Conjugate vs Complex Conjugate

[rstor]

Homework Statement

I would like to confirm my understanding between conjugates and complex conjugates.

Relevant Equations

not applicable

I would like to confirm my understanding between conjugates and complex conjugates. When rationalizing the denominator (when dealing with square roots) it is shown that we can multiply the fraction by its conjugate. I have seen the conjugate being defined as one of the signs of the binomial changing (does not have to be the middle sign).
Example:

With regards to the Complex Conjugate my understanding is that the sign of the imaginary part must change (the middle sign when the complex number is written in standard form).

Is this correct?

 

[Mark44]

Homework Statement: I would like to confirm my understanding between conjugates and complex conjugates.
Relevant Equations: not applicable

I would like to confirm my understanding between conjugates and complex conjugates. When rationalizing the denominator (when dealing with square roots) it is shown that we can multiply the fraction by its conjugate. I have seen the conjugate being defined as one of the signs of the binomial changing (does not have to be the middle sign).
Example:

With regards to the Complex Conjugate my understanding is that the sign of the imaginary part must change (the middle sign when the complex number is written in standard form).

Is this correct?

Pretty much.

The conjugate of $a + b$ is $a - b$. The complex conjugate of $a + ib$ is $a - ib$.
The real numbers a and b might both be positive, both negative, or mixed in sign.
Note that we don't normally call the imaginary unit "iota". It's normally called "i", short for imaginary.

 

[FactChecker]

With regards to the Complex Conjugate my understanding is that the sign of the imaginary part must change (the middle sign when the complex number is written in standard form).

Is this correct?

That certainly is the correct definition of the complex conjugate. And with complex matrices, the conjugate matrix is obtained by taking the complex conjugate of every element. It's my understanding that the idea of the complex conjugate has been mimicked by the conjugate in other algebraic uses, but I have no experience with that.

 

[rstor]

Pretty much.

The conjugate of $a + b$ is $a - b$. The complex conjugate of $a + ib$ is $a - ib$.
The real numbers a and b might both be positive, both negative, or mixed in sign.
Note that we don't normally call the imaginary unit "iota". It's normally called "i", short for imaginary.

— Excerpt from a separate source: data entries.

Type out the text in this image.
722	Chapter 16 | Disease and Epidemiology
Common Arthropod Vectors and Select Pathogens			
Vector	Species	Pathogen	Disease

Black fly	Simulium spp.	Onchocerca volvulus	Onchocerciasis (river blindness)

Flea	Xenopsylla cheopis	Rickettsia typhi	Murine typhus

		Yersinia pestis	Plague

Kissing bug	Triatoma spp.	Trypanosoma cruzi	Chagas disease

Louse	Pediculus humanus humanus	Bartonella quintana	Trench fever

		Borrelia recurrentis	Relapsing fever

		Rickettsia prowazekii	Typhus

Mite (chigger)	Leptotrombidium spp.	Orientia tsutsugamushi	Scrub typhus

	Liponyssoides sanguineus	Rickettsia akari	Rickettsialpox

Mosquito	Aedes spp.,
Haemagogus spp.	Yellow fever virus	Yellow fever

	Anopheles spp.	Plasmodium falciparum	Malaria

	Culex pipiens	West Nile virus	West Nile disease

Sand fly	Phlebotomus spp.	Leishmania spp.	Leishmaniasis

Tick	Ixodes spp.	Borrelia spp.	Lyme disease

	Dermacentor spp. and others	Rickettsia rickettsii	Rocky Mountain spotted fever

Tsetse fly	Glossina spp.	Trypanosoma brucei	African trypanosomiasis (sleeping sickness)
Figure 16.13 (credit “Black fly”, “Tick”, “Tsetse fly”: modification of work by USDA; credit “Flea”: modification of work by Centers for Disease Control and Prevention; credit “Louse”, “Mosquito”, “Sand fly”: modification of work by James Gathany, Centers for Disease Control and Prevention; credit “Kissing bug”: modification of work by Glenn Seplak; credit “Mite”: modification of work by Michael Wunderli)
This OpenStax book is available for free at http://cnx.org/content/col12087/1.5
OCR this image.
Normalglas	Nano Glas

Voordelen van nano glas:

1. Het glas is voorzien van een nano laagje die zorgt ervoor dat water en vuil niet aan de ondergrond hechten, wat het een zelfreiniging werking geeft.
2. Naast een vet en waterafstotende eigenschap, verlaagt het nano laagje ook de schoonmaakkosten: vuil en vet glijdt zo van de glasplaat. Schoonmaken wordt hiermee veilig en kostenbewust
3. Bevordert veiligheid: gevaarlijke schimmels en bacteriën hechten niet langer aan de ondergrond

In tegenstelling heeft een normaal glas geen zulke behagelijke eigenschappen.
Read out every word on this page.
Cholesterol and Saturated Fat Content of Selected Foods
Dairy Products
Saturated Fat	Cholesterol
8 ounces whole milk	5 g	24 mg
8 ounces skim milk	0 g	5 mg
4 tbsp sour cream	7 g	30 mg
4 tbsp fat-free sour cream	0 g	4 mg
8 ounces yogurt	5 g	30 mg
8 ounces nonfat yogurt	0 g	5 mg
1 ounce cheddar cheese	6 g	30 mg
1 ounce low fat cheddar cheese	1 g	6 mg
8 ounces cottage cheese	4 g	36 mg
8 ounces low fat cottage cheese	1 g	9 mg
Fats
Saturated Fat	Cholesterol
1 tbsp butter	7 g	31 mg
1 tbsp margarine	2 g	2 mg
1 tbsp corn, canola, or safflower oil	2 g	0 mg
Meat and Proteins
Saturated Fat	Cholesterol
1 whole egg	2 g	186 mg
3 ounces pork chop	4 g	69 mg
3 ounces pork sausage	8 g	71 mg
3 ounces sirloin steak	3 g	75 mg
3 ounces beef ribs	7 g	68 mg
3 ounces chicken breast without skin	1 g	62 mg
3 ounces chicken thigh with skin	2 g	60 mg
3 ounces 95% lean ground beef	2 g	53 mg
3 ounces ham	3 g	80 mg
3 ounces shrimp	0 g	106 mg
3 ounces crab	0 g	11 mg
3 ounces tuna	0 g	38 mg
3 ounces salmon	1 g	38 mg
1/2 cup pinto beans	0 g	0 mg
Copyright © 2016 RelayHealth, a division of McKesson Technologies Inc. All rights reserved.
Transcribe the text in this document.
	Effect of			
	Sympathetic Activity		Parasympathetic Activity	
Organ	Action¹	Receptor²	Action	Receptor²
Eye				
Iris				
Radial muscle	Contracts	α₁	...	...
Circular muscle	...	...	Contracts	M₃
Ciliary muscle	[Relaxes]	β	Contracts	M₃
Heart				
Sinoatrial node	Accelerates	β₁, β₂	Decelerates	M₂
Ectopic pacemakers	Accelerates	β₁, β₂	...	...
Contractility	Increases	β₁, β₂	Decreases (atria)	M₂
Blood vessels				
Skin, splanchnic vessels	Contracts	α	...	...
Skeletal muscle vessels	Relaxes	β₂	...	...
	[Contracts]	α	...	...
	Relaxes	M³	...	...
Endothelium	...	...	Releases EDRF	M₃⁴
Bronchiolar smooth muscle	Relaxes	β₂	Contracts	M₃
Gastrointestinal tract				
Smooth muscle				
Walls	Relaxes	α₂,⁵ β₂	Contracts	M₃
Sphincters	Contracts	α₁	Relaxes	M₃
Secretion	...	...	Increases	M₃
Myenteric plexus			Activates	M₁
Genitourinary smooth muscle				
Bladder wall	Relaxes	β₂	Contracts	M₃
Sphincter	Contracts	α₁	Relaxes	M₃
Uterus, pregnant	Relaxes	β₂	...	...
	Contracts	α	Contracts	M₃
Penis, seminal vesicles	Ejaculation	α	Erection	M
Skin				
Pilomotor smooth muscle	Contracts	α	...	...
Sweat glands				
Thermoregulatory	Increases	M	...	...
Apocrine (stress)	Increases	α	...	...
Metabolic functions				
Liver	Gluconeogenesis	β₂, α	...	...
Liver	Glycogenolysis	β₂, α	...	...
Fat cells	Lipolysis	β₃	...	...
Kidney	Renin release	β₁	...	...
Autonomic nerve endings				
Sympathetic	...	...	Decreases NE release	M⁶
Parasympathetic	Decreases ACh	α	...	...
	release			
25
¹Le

What had confused me was that to my understanding you can write the conjugate of a+b as a-b OR -a+b however the complex conjugate of a+bi can only be written as a-bi and
not -a+bi

 

[FactChecker]

What had confused me was that to my understanding you can write the conjugate of a+b as a-b OR -a+b

Apparently, that is a general definition in algebra. I don't know how they apply it, but the basic idea is to change the sign of one of two independent components without changing the other. This can be handy. You can see some uses in complex analysis: if $z=a+ib$, and $\bar{z}=a-ib$ denotes the complex conjugate, then $Real(z) = a = (z+\bar{z})/2$. So the components of $z$ can be represented using simple arithmetic.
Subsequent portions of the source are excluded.